Core Concepts
The authors propose a novel two-dimensional (2-D) graph convolution paradigm that unifies and generalizes existing spectral graph convolution approaches, enabling error-free construction of arbitrary target outputs.
Abstract
The paper focuses on addressing critical issues in existing spectral graph convolution paradigms used in spectral Graph Neural Networks (GNNs). The authors first analyze the popular convolution paradigms (Paradigm I, II, and III) and prove that they cannot construct arbitrary target outputs under certain conditions on the input graph signals.
To address this, the authors rethink the spectral graph convolution from a 2-D signal convolution perspective and propose a new 2-D graph convolution paradigm. They prove that the 2-D graph convolution unifies the existing paradigms as special cases, and is always capable of constructing the target output with 0 error. Furthermore, the authors show that the parameter number in 2-D graph convolution is irreducible for achieving 0 construction error.
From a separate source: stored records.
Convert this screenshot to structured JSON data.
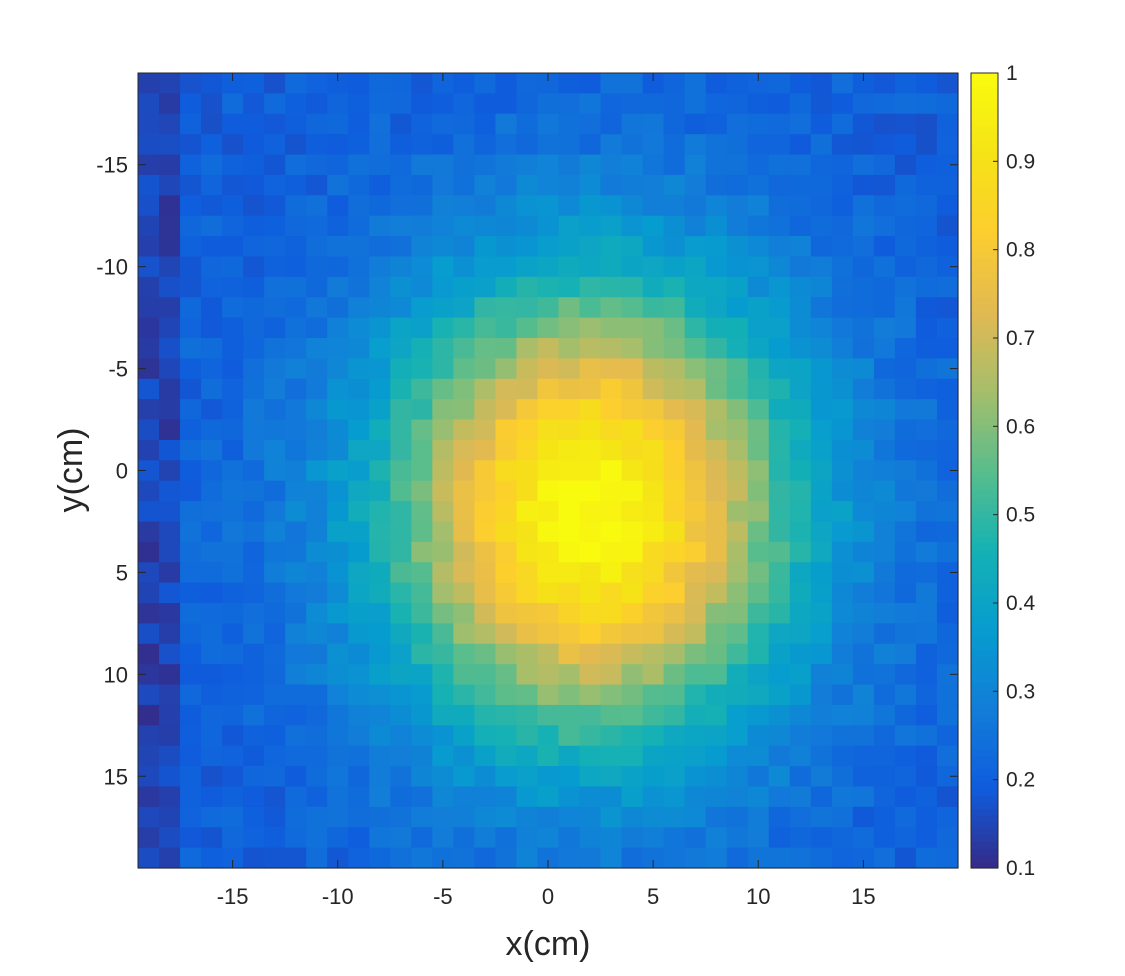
{
  "chart_data": {
    "type": "heatmap",
    "title": "",
    "xlabel": "x(cm)",
    "ylabel": "y(cm)",
    "xlim": [
      -19.5,
      19.5
    ],
    "ylim": [
      -19.5,
      19.5
    ],
    "y_axis_reversed": true,
    "grid": false,
    "colormap": "parula",
    "color_range": [
      0.1,
      1
    ],
    "x_ticks": [
      -15,
      -10,
      -5,
      0,
      5,
      10,
      15
    ],
    "x_tick_labels": [
      "-15",
      "-10",
      "-5",
      "0",
      "5",
      "10",
      "15"
    ],
    "y_ticks": [
      -15,
      -10,
      -5,
      0,
      5,
      10,
      15
    ],
    "y_tick_labels": [
      "-15",
      "-10",
      "-5",
      "0",
      "5",
      "10",
      "15"
    ],
    "colorbar": {
      "ticks": [
        0.1,
        0.2,
        0.3,
        0.4,
        0.5,
        0.6,
        0.7,
        0.8,
        0.9,
        1
      ],
      "tick_labels": [
        "0.1",
        "0.2",
        "0.3",
        "0.4",
        "0.5",
        "0.6",
        "0.7",
        "0.8",
        "0.9",
        "1"
      ],
      "location": "right"
    },
    "grid_cells": 39,
    "peak": {
      "x": 2,
      "y": 2,
      "value": 1
    },
    "spread": {
      "x": 9.5,
      "y": 11
    },
    "baseline": 0.2
  }
}
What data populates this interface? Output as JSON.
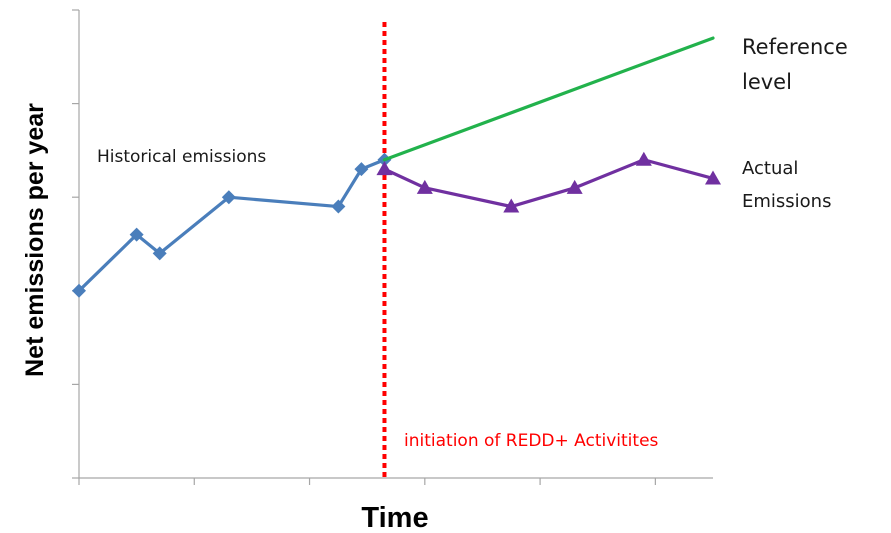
{
  "chart_data": {
    "type": "line",
    "xlabel": "Time",
    "ylabel": "Net emissions per year",
    "xlim": [
      0,
      11
    ],
    "ylim": [
      0,
      5
    ],
    "grid": false,
    "series": [
      {
        "key": "historical",
        "color": "#4a7ebb",
        "marker": "diamond",
        "x": [
          0,
          1.0,
          1.4,
          2.6,
          4.5,
          4.9,
          5.3
        ],
        "y": [
          2.0,
          2.6,
          2.4,
          3.0,
          2.9,
          3.3,
          3.4
        ]
      },
      {
        "key": "reference",
        "color": "#22b24c",
        "marker": "none",
        "x": [
          5.3,
          11
        ],
        "y": [
          3.4,
          4.7
        ]
      },
      {
        "key": "actual",
        "color": "#7030a0",
        "marker": "triangle",
        "x": [
          5.3,
          6.0,
          7.5,
          8.6,
          9.8,
          11
        ],
        "y": [
          3.3,
          3.1,
          2.9,
          3.1,
          3.4,
          3.2
        ]
      }
    ],
    "intervention": {
      "x": 5.3,
      "color": "#ff0000",
      "label": "initiation of REDD+ Activitites"
    },
    "annotations": {
      "historical": "Historical emissions",
      "reference": [
        "Reference",
        "level"
      ],
      "actual": [
        "Actual",
        "Emissions"
      ]
    }
  }
}
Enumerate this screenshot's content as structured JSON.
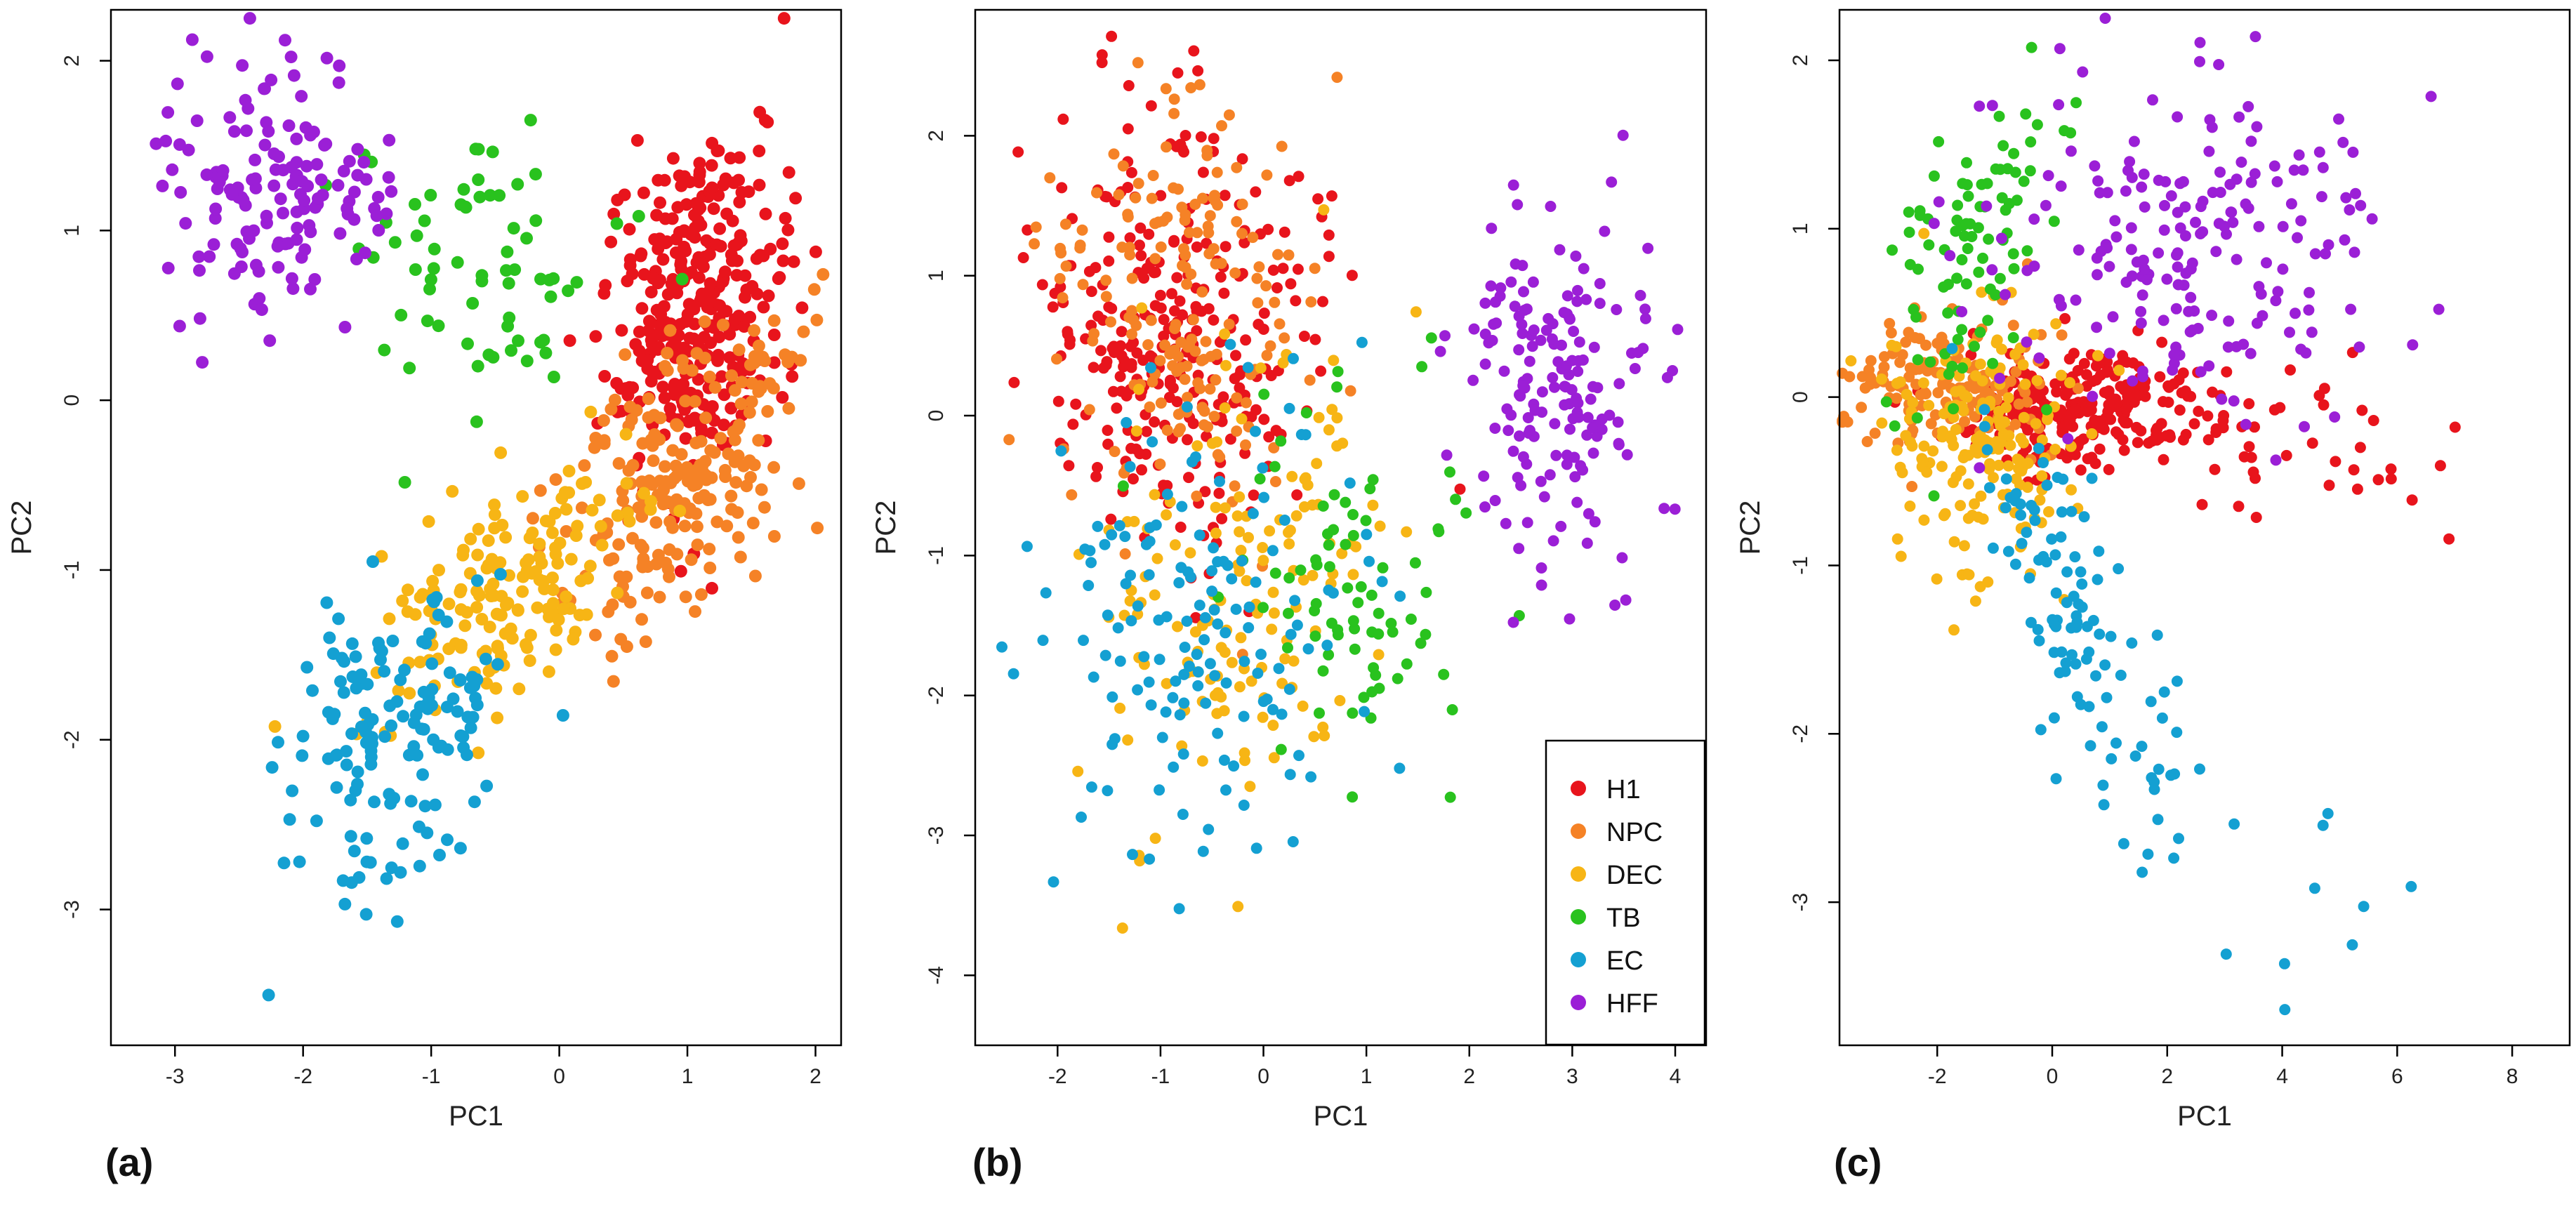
{
  "figure": {
    "legend": {
      "entries": [
        {
          "label": "H1",
          "color": "#e8141c"
        },
        {
          "label": "NPC",
          "color": "#f58226"
        },
        {
          "label": "DEC",
          "color": "#f7b515"
        },
        {
          "label": "TB",
          "color": "#29c21e"
        },
        {
          "label": "EC",
          "color": "#14a0d2"
        },
        {
          "label": "HFF",
          "color": "#9b1fd6"
        }
      ]
    }
  },
  "chart_data": [
    {
      "type": "scatter",
      "panel_label": "(a)",
      "title": "",
      "xlabel": "PC1",
      "ylabel": "PC2",
      "xlim": [
        -3.5,
        2.2
      ],
      "ylim": [
        -3.8,
        2.3
      ],
      "xticks": [
        -3,
        -2,
        -1,
        0,
        1,
        2
      ],
      "yticks": [
        -3,
        -2,
        -1,
        0,
        1,
        2
      ],
      "point_radius": 9,
      "series": [
        {
          "name": "H1",
          "color": "#e8141c",
          "n": 330,
          "seed": 11,
          "clusters": [
            {
              "w": 1,
              "mx": 1.05,
              "my": 0.55,
              "sx": 0.34,
              "sy": 0.5,
              "rho": 0.2
            }
          ]
        },
        {
          "name": "NPC",
          "color": "#f58226",
          "n": 230,
          "seed": 12,
          "clusters": [
            {
              "w": 1,
              "mx": 0.95,
              "my": -0.45,
              "sx": 0.45,
              "sy": 0.45,
              "rho": 0.45
            }
          ]
        },
        {
          "name": "DEC",
          "color": "#f7b515",
          "n": 170,
          "seed": 13,
          "clusters": [
            {
              "w": 1,
              "mx": -0.4,
              "my": -1.1,
              "sx": 0.5,
              "sy": 0.38,
              "rho": 0.55
            }
          ]
        },
        {
          "name": "TB",
          "color": "#29c21e",
          "n": 70,
          "seed": 14,
          "clusters": [
            {
              "w": 1,
              "mx": -0.7,
              "my": 0.85,
              "sx": 0.5,
              "sy": 0.4,
              "rho": 0
            }
          ]
        },
        {
          "name": "EC",
          "color": "#14a0d2",
          "n": 150,
          "seed": 15,
          "clusters": [
            {
              "w": 1,
              "mx": -1.3,
              "my": -2.0,
              "sx": 0.4,
              "sy": 0.5,
              "rho": 0.35
            }
          ]
        },
        {
          "name": "HFF",
          "color": "#9b1fd6",
          "n": 150,
          "seed": 16,
          "clusters": [
            {
              "w": 1,
              "mx": -2.15,
              "my": 1.2,
              "sx": 0.42,
              "sy": 0.38,
              "rho": 0
            }
          ]
        }
      ]
    },
    {
      "type": "scatter",
      "panel_label": "(b)",
      "title": "",
      "xlabel": "PC1",
      "ylabel": "PC2",
      "xlim": [
        -2.8,
        4.3
      ],
      "ylim": [
        -4.5,
        2.9
      ],
      "xticks": [
        -2,
        -1,
        0,
        1,
        2,
        3,
        4
      ],
      "yticks": [
        -4,
        -3,
        -2,
        -1,
        0,
        1,
        2
      ],
      "point_radius": 8,
      "series": [
        {
          "name": "H1",
          "color": "#e8141c",
          "n": 300,
          "seed": 21,
          "clusters": [
            {
              "w": 1,
              "mx": -0.8,
              "my": 0.6,
              "sx": 0.65,
              "sy": 0.8,
              "rho": 0
            }
          ]
        },
        {
          "name": "NPC",
          "color": "#f58226",
          "n": 180,
          "seed": 22,
          "clusters": [
            {
              "w": 1,
              "mx": -0.7,
              "my": 0.8,
              "sx": 0.6,
              "sy": 0.75,
              "rho": 0
            }
          ]
        },
        {
          "name": "DEC",
          "color": "#f7b515",
          "n": 150,
          "seed": 23,
          "clusters": [
            {
              "w": 1,
              "mx": -0.3,
              "my": -1.3,
              "sx": 0.7,
              "sy": 0.8,
              "rho": 0.2
            }
          ]
        },
        {
          "name": "TB",
          "color": "#29c21e",
          "n": 80,
          "seed": 24,
          "clusters": [
            {
              "w": 1,
              "mx": 0.9,
              "my": -1.2,
              "sx": 0.5,
              "sy": 0.7,
              "rho": 0
            }
          ]
        },
        {
          "name": "EC",
          "color": "#14a0d2",
          "n": 150,
          "seed": 25,
          "clusters": [
            {
              "w": 1,
              "mx": -0.6,
              "my": -1.6,
              "sx": 0.75,
              "sy": 0.85,
              "rho": 0.1
            }
          ]
        },
        {
          "name": "HFF",
          "color": "#9b1fd6",
          "n": 170,
          "seed": 26,
          "clusters": [
            {
              "w": 1,
              "mx": 2.9,
              "my": 0.1,
              "sx": 0.5,
              "sy": 0.62,
              "rho": 0
            }
          ]
        }
      ],
      "legend": {
        "position": "bottom-right",
        "entries": [
          "H1",
          "NPC",
          "DEC",
          "TB",
          "EC",
          "HFF"
        ]
      }
    },
    {
      "type": "scatter",
      "panel_label": "(c)",
      "title": "",
      "xlabel": "PC1",
      "ylabel": "PC2",
      "xlim": [
        -3.7,
        9.0
      ],
      "ylim": [
        -3.85,
        2.3
      ],
      "xticks": [
        -2,
        0,
        2,
        4,
        6,
        8
      ],
      "yticks": [
        -3,
        -2,
        -1,
        0,
        1,
        2
      ],
      "point_radius": 8,
      "series": [
        {
          "name": "H1",
          "color": "#e8141c",
          "n": 300,
          "seed": 31,
          "clusters": [
            {
              "w": 0.9,
              "mx": 0.5,
              "my": -0.05,
              "sx": 1.2,
              "sy": 0.18,
              "rho": 0
            },
            {
              "w": 0.1,
              "mx": 4.8,
              "my": -0.35,
              "sx": 1.4,
              "sy": 0.25,
              "rho": -0.3
            }
          ]
        },
        {
          "name": "NPC",
          "color": "#f58226",
          "n": 150,
          "seed": 32,
          "clusters": [
            {
              "w": 1,
              "mx": -1.8,
              "my": 0.05,
              "sx": 0.9,
              "sy": 0.2,
              "rho": 0
            }
          ]
        },
        {
          "name": "DEC",
          "color": "#f7b515",
          "n": 180,
          "seed": 33,
          "clusters": [
            {
              "w": 1,
              "mx": -1.2,
              "my": -0.3,
              "sx": 0.9,
              "sy": 0.4,
              "rho": 0
            }
          ]
        },
        {
          "name": "TB",
          "color": "#29c21e",
          "n": 90,
          "seed": 34,
          "clusters": [
            {
              "w": 1,
              "mx": -1.6,
              "my": 0.7,
              "sx": 0.8,
              "sy": 0.55,
              "rho": 0.55
            }
          ]
        },
        {
          "name": "EC",
          "color": "#14a0d2",
          "n": 120,
          "seed": 35,
          "clusters": [
            {
              "w": 0.92,
              "mx": 0.3,
              "my": -1.3,
              "sx": 1.05,
              "sy": 0.75,
              "rho": -0.85
            },
            {
              "w": 0.08,
              "mx": 4.5,
              "my": -3.0,
              "sx": 1.0,
              "sy": 0.35,
              "rho": 0
            }
          ]
        },
        {
          "name": "HFF",
          "color": "#9b1fd6",
          "n": 200,
          "seed": 36,
          "clusters": [
            {
              "w": 1,
              "mx": 2.3,
              "my": 0.9,
              "sx": 1.7,
              "sy": 0.5,
              "rho": 0
            }
          ]
        }
      ]
    }
  ]
}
Based on the 2-D graph convolution, the authors propose ChebNet2D, an efficient and effective spectral GNN implementation using Chebyshev polynomial approximation. Extensive experiments on 18 benchmark datasets demonstrate the superior performance and efficiency of ChebNet2D compared to state-of-the-art GNN methods.
Stats
The paper does not contain any explicit numerical data or statistics. The key insights are derived through theoretical analysis and proofs.
Quotes
The paper does not contain any striking quotes that directly support the key logics.